À l’occasion de la parution de son roman, La Tentation d’Odala, Alix Lecomte répond aux questions du directeur de Mondesfrancophones.
La Tentation d’Odala propose une réactualisation du passé mérovingien, mêlant différents genres littéraires : épopée, roman épistolaire, confessions, visions prophétiques. Appuyé sur une solide fondation historique, le texte trouve son argument dans la vie et le milieu de sainte Radegonde et de son époux, le roi Clotaire I, dans le Poitiers du VIe siècle. Radegonde (« Odala » dans le roman, par respect pour la sainte historique) est une figure fondamentale : reine, puis simple moniale, elle est le premier écrivain femme de l’histoire occidentale, la première mystique femme et ascète, la deuxième fondatrice d’un monastère féminin en Europe.

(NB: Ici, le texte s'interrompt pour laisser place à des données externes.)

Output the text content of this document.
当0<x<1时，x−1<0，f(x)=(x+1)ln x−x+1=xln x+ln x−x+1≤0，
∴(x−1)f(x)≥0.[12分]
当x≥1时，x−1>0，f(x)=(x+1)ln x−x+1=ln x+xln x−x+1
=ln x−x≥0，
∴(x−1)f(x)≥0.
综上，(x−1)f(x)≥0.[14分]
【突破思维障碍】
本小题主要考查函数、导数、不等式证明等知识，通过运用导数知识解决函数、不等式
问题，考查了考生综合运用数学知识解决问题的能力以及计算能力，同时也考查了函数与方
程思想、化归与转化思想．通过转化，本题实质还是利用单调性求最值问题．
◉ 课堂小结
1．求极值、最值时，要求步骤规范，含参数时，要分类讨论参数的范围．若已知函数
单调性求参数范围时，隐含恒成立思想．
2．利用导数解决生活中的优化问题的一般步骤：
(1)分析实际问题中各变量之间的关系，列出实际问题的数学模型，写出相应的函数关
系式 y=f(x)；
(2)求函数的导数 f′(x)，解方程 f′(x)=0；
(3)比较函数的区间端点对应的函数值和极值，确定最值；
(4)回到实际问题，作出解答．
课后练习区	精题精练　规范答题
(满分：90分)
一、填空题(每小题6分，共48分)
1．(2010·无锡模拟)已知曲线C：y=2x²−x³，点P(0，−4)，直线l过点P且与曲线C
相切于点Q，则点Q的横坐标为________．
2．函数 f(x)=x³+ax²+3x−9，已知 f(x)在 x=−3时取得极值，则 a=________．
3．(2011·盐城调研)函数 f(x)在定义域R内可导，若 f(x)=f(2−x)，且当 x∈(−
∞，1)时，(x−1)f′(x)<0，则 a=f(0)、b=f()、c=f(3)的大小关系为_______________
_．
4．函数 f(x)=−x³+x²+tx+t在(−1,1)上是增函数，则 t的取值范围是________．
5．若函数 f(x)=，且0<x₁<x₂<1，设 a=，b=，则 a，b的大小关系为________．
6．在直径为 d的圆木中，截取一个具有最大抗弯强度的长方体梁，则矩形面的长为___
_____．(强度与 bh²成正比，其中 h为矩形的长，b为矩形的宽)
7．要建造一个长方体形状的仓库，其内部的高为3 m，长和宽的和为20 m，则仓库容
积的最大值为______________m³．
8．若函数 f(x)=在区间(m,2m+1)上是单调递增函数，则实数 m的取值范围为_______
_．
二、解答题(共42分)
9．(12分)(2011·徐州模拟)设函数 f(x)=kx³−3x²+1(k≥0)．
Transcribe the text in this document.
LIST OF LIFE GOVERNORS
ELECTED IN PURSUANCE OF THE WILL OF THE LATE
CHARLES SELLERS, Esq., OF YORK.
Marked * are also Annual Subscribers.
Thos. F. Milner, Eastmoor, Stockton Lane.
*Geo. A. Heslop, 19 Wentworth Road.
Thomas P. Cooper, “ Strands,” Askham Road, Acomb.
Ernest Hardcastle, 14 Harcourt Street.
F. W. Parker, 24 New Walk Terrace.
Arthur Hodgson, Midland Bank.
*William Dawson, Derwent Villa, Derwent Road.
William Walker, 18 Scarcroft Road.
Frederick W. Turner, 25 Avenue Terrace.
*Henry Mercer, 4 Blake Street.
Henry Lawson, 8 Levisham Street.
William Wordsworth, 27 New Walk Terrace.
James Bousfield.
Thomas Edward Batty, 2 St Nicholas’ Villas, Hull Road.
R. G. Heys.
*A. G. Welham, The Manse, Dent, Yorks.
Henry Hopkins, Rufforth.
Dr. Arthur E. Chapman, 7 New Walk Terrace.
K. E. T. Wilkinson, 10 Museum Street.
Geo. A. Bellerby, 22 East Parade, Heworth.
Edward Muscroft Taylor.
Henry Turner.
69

Le roman, cependant, « prophétise le passé », comme le voulait Édouard Glissant, en entremêlant l’histoire aux figures d’un riche imaginaire. Décrivant le passage du paganisme au christianisme et ses conséquences, La Tentation d’Odala aborde plusieurs problèmes qui le mettent en prise directe avec notre modernité : notre rapport à Dieu, à la sainteté, à la mort, au Diable, au sexe et à la jouissance, à la gloire et au pouvoir, à l’humanité qui survit malgré sa méchanceté et sa bêtise, à la fondation historique de l’individualisme chrétien, dont le récit montre les premiers moments, et qui aujourd’hui s’effondre.
Le roman est comparable à une poupée russe, permettant à des lecteurs de tous les niveaux d’y trouver leur miel.
L’effet recherché ici n’est pas l’originalité du style, mais l’exposition d’une vision cohérente, qui est, elle, tout-à-fait originale. Pour faire écho à Proust : « Le style n’est pas une question de technique, mais de vision. »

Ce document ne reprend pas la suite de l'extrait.